FreeBSD 15.0-BETA2 released, OpenBSD adds VA-API to Chromium and secures WPA3 funding, and more.
Releases
FreeBSD 15.0-BETA2 Available: The second BETA build for the FreeBSD 15.0 release cycle is now available. ISO images for the amd64, armv7, aarch64, powerpc64, powerpc64le, and riscv64 architectures are FreeBSD mirror sites.
BSDSec
No security announcements. As always, it’s worth following BSDSec. RSS feed available.
News
VA-API Support Added to Chromium Browsers in OpenBSD -current: OpenBSD’s -current branch now includes VA-API (hardware-accelerated video decoding) support for Chromium, Iridium, and Ungoogled-Chromium. The update, contributed by Robert Nagy, follows a ports@ discussion and requires Intel GPU users to install intel-media-driver or intel-vaapi-driver. While Firefox lacks VA-API in OpenBSD’s port due to sandboxing constraints, AMD64 binary packages are beginning to roll out. Note that a commenter flagged temporary build issues disabling the feature post-announcement. This enhancement aligns with OpenBSD’s ongoing multimedia and hardware compatibility improvements.
NLNet Foundation Funds OpenBSD WPA3 Wireless Security Implementation: The NLNet Foundation has granted funding for implementing WPA3 support in OpenBSD’s 802.11 wireless stack, led by Stefan Sperling and Chirpy Software. This project will deliver the second open-source WPA3 implementation, enhancing Wi-Fi encryption standards for OpenBSD and potentially other operating systems. Work began in October 2025, aiming to improve global IT ecosystem diversity and resilience. The initiative aligns with OpenBSD’s focus on security and modern wireless protocols. Results are expected in future OpenBSD updates.

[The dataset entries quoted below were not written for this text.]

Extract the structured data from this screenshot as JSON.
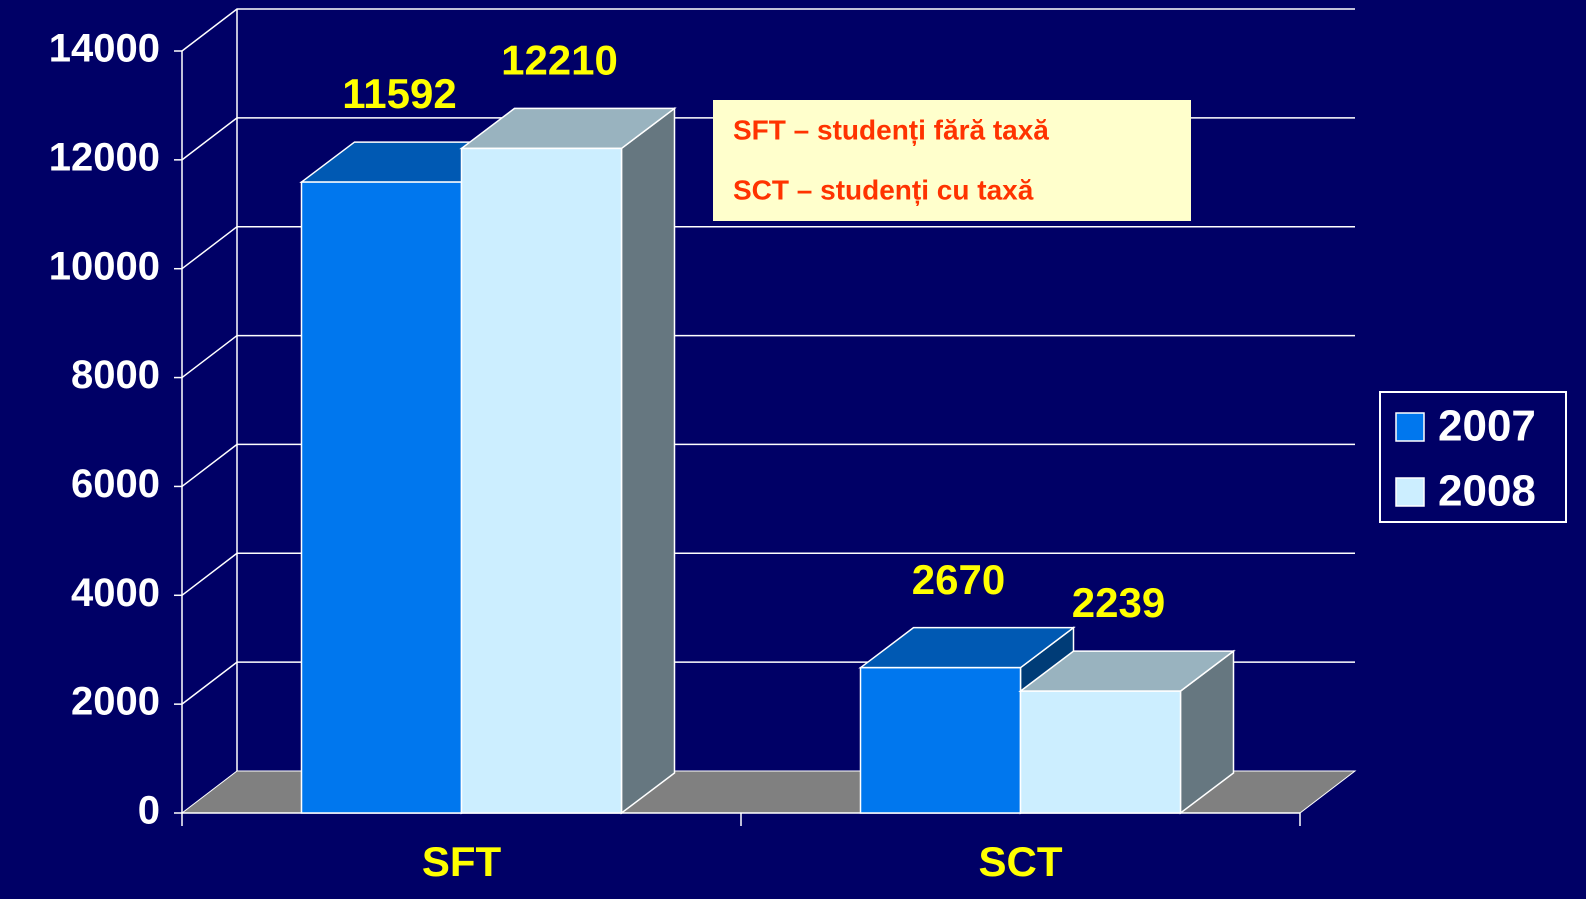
{
  "chart_data": {
    "type": "bar3d",
    "categories": [
      "SFT",
      "SCT"
    ],
    "series": [
      {
        "name": "2007",
        "color": "#0077ee",
        "values": [
          11592,
          2670
        ]
      },
      {
        "name": "2008",
        "color": "#cceeff",
        "values": [
          12210,
          2239
        ]
      }
    ],
    "ylim": [
      0,
      14000
    ],
    "yticks": [
      0,
      2000,
      4000,
      6000,
      8000,
      10000,
      12000,
      14000
    ],
    "grid": true,
    "legend": "right",
    "annotations": [
      "SFT – studenți fără taxă",
      "SCT – studenți cu taxă"
    ]
  }
}
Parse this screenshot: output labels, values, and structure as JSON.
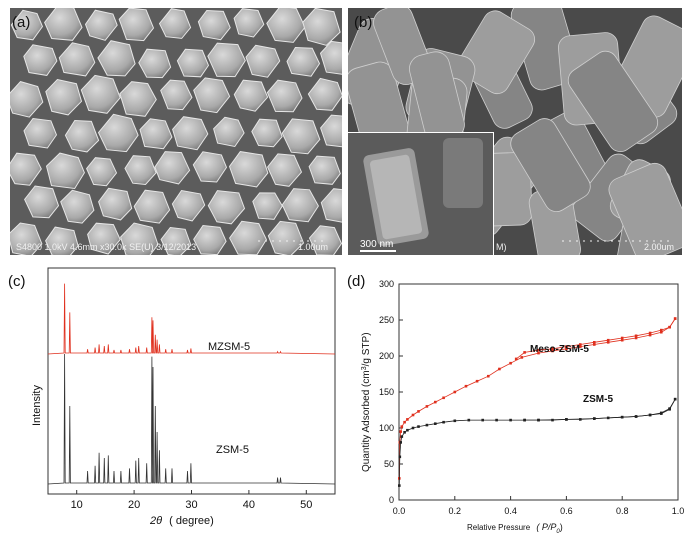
{
  "panel_a": {
    "label": "(a)",
    "sem_info": "S4800 1.0kV 4.6mm x30.0k SE(U) 3/12/2013",
    "scale_bar": "1.00um"
  },
  "panel_b": {
    "label": "(b)",
    "inset_scale": "300 nm",
    "inset_edge_text": "M)",
    "scale_bar": "2.00um"
  },
  "panel_c": {
    "label": "(c)",
    "chart_data": {
      "type": "line",
      "xlabel_symbol": "2θ",
      "xlabel_unit": "( degree)",
      "ylabel": "Intensity",
      "xlim": [
        5,
        55
      ],
      "xticks": [
        "10",
        "20",
        "30",
        "40",
        "50"
      ],
      "y_ticks_shown": false,
      "series": [
        {
          "name": "MZSM-5",
          "color": "#e0301e",
          "x": [
            5,
            7.9,
            8.8,
            11.9,
            13.2,
            13.9,
            14.8,
            15.5,
            16.5,
            17.7,
            19.2,
            20.3,
            20.8,
            22.2,
            23.1,
            23.3,
            23.7,
            24.0,
            24.4,
            25.5,
            26.6,
            29.3,
            29.9,
            45.0,
            45.5,
            55
          ],
          "y": [
            0,
            88,
            52,
            6,
            8,
            12,
            10,
            12,
            5,
            5,
            6,
            8,
            10,
            8,
            46,
            42,
            24,
            18,
            12,
            6,
            6,
            5,
            7,
            3,
            3,
            0
          ]
        },
        {
          "name": "ZSM-5",
          "color": "#333333",
          "x": [
            5,
            7.9,
            8.8,
            11.9,
            13.2,
            13.9,
            14.8,
            15.5,
            16.5,
            17.7,
            19.2,
            20.3,
            20.8,
            22.2,
            23.1,
            23.3,
            23.7,
            24.0,
            24.4,
            25.5,
            26.6,
            29.3,
            29.9,
            45.0,
            45.5,
            55
          ],
          "y": [
            0,
            100,
            60,
            10,
            14,
            24,
            20,
            22,
            10,
            10,
            12,
            18,
            20,
            16,
            98,
            90,
            60,
            40,
            26,
            12,
            12,
            10,
            16,
            5,
            5,
            0
          ]
        }
      ]
    }
  },
  "panel_d": {
    "label": "(d)",
    "chart_data": {
      "type": "line",
      "xlabel": "Relative Pressure",
      "xlabel_symbol": "( P/P",
      "xlabel_sub": "0",
      "xlabel_close": ")",
      "ylabel_pre": "Quantity Adsorbed (cm",
      "ylabel_sup": "3",
      "ylabel_post": "/g STP)",
      "xlim": [
        0,
        1.0
      ],
      "ylim": [
        0,
        300
      ],
      "xticks": [
        "0.0",
        "0.2",
        "0.4",
        "0.6",
        "0.8",
        "1.0"
      ],
      "yticks": [
        "0",
        "50",
        "100",
        "150",
        "200",
        "250",
        "300"
      ],
      "series": [
        {
          "name": "Meso-ZSM-5",
          "color": "#e0301e",
          "adsorption": {
            "x": [
              0.001,
              0.003,
              0.006,
              0.01,
              0.02,
              0.03,
              0.05,
              0.07,
              0.1,
              0.13,
              0.16,
              0.2,
              0.24,
              0.28,
              0.32,
              0.36,
              0.4,
              0.44,
              0.5,
              0.55,
              0.6,
              0.65,
              0.7,
              0.75,
              0.8,
              0.85,
              0.9,
              0.94,
              0.97,
              0.99
            ],
            "y": [
              30,
              80,
              95,
              102,
              108,
              112,
              118,
              123,
              130,
              136,
              142,
              150,
              158,
              165,
              172,
              182,
              190,
              198,
              204,
              207,
              210,
              213,
              216,
              219,
              222,
              225,
              229,
              233,
              240,
              252
            ]
          },
          "desorption": {
            "x": [
              0.99,
              0.97,
              0.94,
              0.9,
              0.85,
              0.8,
              0.75,
              0.7,
              0.65,
              0.6,
              0.55,
              0.5,
              0.45,
              0.42
            ],
            "y": [
              252,
              240,
              236,
              232,
              228,
              225,
              222,
              219,
              216,
              213,
              210,
              208,
              205,
              196
            ]
          }
        },
        {
          "name": "ZSM-5",
          "color": "#222222",
          "adsorption": {
            "x": [
              0.001,
              0.003,
              0.006,
              0.01,
              0.02,
              0.03,
              0.05,
              0.07,
              0.1,
              0.13,
              0.16,
              0.2,
              0.25,
              0.3,
              0.35,
              0.4,
              0.45,
              0.5,
              0.55,
              0.6,
              0.65,
              0.7,
              0.75,
              0.8,
              0.85,
              0.9,
              0.94,
              0.97,
              0.99
            ],
            "y": [
              20,
              60,
              80,
              88,
              94,
              97,
              100,
              102,
              104,
              106,
              108,
              110,
              111,
              111,
              111,
              111,
              111,
              111,
              111,
              112,
              112,
              113,
              114,
              115,
              116,
              118,
              120,
              126,
              140
            ]
          },
          "desorption": {
            "x": [
              0.99,
              0.97,
              0.94,
              0.9,
              0.85,
              0.8,
              0.7,
              0.6,
              0.5,
              0.45
            ],
            "y": [
              140,
              127,
              121,
              118,
              116,
              115,
              113,
              112,
              111,
              111
            ]
          }
        }
      ]
    }
  }
}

BSD Now 633: Magical Systems Thinking: ZFS Features, Roadmap, and Innovations, Magical systems thinking, How VMware’s Debt-Fueled Acquisition Is Killing Open Source, OpenSSH 10.1 Released, KDE Plasma 6 Wayland on FreeBSD, Unix Co-Creator Brian Kernighan on Rust, Distros and NixOS, Balkanization of the Internet, GhostBSD 25.02 adds ‘Gershwin’ desktop for a Mac-like twist, and more.
Tutorials
Enterprise-Grade ZFS Storage for Proxmox: Performance & Control Without Lock-In: This article explores how ZFS serves as a high-performance, enterprise-grade storage backend for Proxmox, offering snapshots, replication, and self-healing - key features typically locked behind proprietary solutions like vSAN or Pure Storage. Unlike Ceph, which excels at hyperscale but introduces complexity, ZFS provides simpler operations and predictable performance for smaller clusters (3–10 nodes).
Introducing FreeBSD’s fwget(8) for Firmware Management: The article discusses the fwget(8) tool in FreeBSD, introduced to manage firmware for hardware components like WiFi and GPU. The author encountered WiFi issues after upgrading to FreeBSD 14.3-RELEASE, discovering that the Intel Wi-Fi 6 AX201 required firmware not included by default. Running fwget(8) automatically detected and installed the missing iwlwifi-QuZ-a0-hr-b0-77.ucode firmware, restoring WiFi functionality. The tool scans hardware devices, identifies missing firmware, and installs necessary packages (e.g., wifi-firmware-iwlwifi-kmod-22000). The author notes the lack of official documentation in the FreeBSD Handbook, though a bug report (#286402) addresses this gap.